何故なら、自身の想像とは真逆の結果であったからだ。
まぁ結論から言うと、その場に倒れてるのは俺……ではなく、ゴブリンの方だったってわけ。上手くいってよかったよかった。
「……さっきので本当に終わりだ」
最後に一言添えることで格好良さを演出。男なら女性の前ではカッコつけたいもんね、えへへ……
「ーークチュンッ」
……なんだ? 今のカワユイくしゃみは……一体誰が……?
倒したゴブリンをよそに、くしゃみの聞こえた方に目を向けると……
「……!! あ、あのコがあんなカワユイくしゃみを……」
なんと、そこに居たのはあの眼鏡っ娘……のすぐ隣で体育座りをしている、少々肉づきのいいおっとり系美少女だった。
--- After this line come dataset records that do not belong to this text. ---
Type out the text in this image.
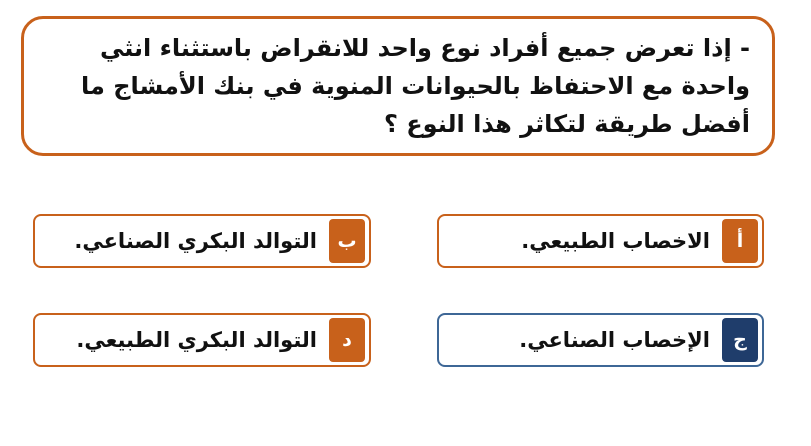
- إذا تعرض جميع أفراد نوع واحد للانقراض باستثناء انثي واحدة مع الاحتفاظ بالحيوانات المنوية في بنك الأمشاج ما أفضل طريقة لتكاثر هذا النوع ؟

أ
الاخصاب الطبيعي.
ب
التوالد البكري الصناعي.
ج
الإخصاب الصناعي.
د
التوالد البكري الطبيعي.
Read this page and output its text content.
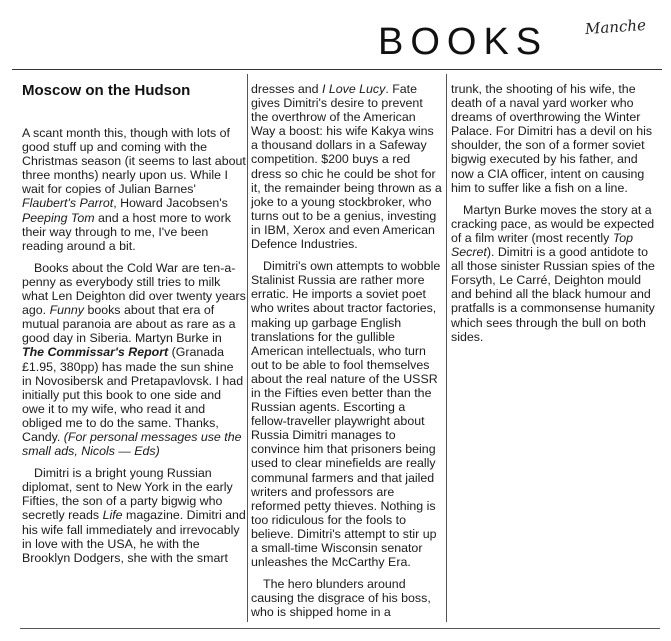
BOOKS Manche
Moscow on the Hudson

A scant month this, though with lots of good stuff up and coming with the Christmas season (it seems to last about three months) nearly upon us. While I wait for copies of Julian Barnes' Flaubert's Parrot, Howard Jacobsen's Peeping Tom and a host more to work their way through to me, I've been reading around a bit.

Books about the Cold War are ten-a-penny as everybody still tries to milk what Len Deighton did over twenty years ago. Funny books about that era of mutual paranoia are about as rare as a good day in Siberia. Martyn Burke in The Commissar's Report (Granada £1.95, 380pp) has made the sun shine in Novosibersk and Pretapavlovsk. I had initially put this book to one side and owe it to my wife, who read it and obliged me to do the same. Thanks, Candy. (For personal messages use the small ads, Nicols — Eds)

Dimitri is a bright young Russian diplomat, sent to New York in the early Fifties, the son of a party bigwig who secretly reads Life magazine. Dimitri and his wife fall immediately and irrevocably in love with the USA, he with the Brooklyn Dodgers, she with the smart

dresses and I Love Lucy. Fate gives Dimitri's desire to prevent the overthrow of the American Way a boost: his wife Kakya wins a thousand dollars in a Safeway competition. $200 buys a red dress so chic he could be shot for it, the remainder being thrown as a joke to a young stockbroker, who turns out to be a genius, investing in IBM, Xerox and even American Defence Industries.

Dimitri's own attempts to wobble Stalinist Russia are rather more erratic. He imports a soviet poet who writes about tractor factories, making up garbage English translations for the gullible American intellectuals, who turn out to be able to fool themselves about the real nature of the USSR in the Fifties even better than the Russian agents. Escorting a fellow-traveller playwright about Russia Dimitri manages to convince him that prisoners being used to clear minefields are really communal farmers and that jailed writers and professors are reformed petty thieves. Nothing is too ridiculous for the fools to believe. Dimitri's attempt to stir up a small-time Wisconsin senator unleashes the McCarthy Era.

The hero blunders around causing the disgrace of his boss, who is shipped home in a

trunk, the shooting of his wife, the death of a naval yard worker who dreams of overthrowing the Winter Palace. For Dimitri has a devil on his shoulder, the son of a former soviet bigwig executed by his father, and now a CIA officer, intent on causing him to suffer like a fish on a line.

Martyn Burke moves the story at a cracking pace, as would be expected of a film writer (most recently Top Secret). Dimitri is a good antidote to all those sinister Russian spies of the Forsyth, Le Carré, Deighton mould and behind all the black humour and pratfalls is a commonsense humanity which sees through the bull on both sides.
しかも細目の。
「ヤ、ヤバい……超絶タイプだわ……冗談抜きで……」
「……はぃ? いまぁ、何か言いましたかぁ? クチュンッ……ごめんなさいねぇ、寒くてぇ……」
あっぶね〜……タイプすぎて思わず口に出してたよ、心の声を……って、そうじゃねぇ! またくしゃみしちゃってんじゃん! 早く服を着せなきゃ!
急いで衣服を取りに走り出す。瞬発力には自信アリだ。
んで、部屋が広くないからすぐ着いた……けど、そこである問題に直面する。
「うーん、どうやって運ぶかなぁ……せめて入れ物があれば助かるんだけど……」
問題とは何か……それは「女性の衣服を男が触れても大丈夫なのか?」問題である。
家族や恋人であれば問題ないと思うが、俺は他人のうえに初対面だから尚更だろう。
でもなぁ、今はそんなこと言ってる場合じゃないんだよなぁ……早くこのダンジョンから脱出しなきゃ奥からゴブリン共がワラワラ出てきて鬼ヤバいことに……はぁ、今すぐ脱出したい……
なんて、勝手にネガティブモードに突入してたら「クチュンッ」と3度目のくしゃみが聞こえてきた。
「ゔぅぅ……えーい! ままよ!」
半ばヤケクソになってガバッと衣服の山を両手で持ち上げる。もうどうにでもなれ! ってね。
それで「あれ? 異世界の服って意外と軽いんだなぁ……」って、つい余計なことを考えてた隙に、1枚の布がポロッと衣服の山から下山したんだ。
「あっ、しまった! 早く拾わなきゃ!」
反射的に衣服の山を右腕で抱くように持ち変え、それと同時に下山した布を左手で拾い上げる。そして、なんの気なしにその布を見てみたところ……
「……ん? んんっ!? これって、もしかしなくても……パッ、パパパパパンティーッ!?」
てっきりハンカチか何かだと思ってたのになんでパンティー!? もう動揺しまくりまくりすてぃーなんですけど!? 水色でシルクのような手触りなんですけど!?
あまりの動揺に思考回路が完全にバグる。その影響で『並列思考』も解除された。まさに踏んだり蹴ったりだ。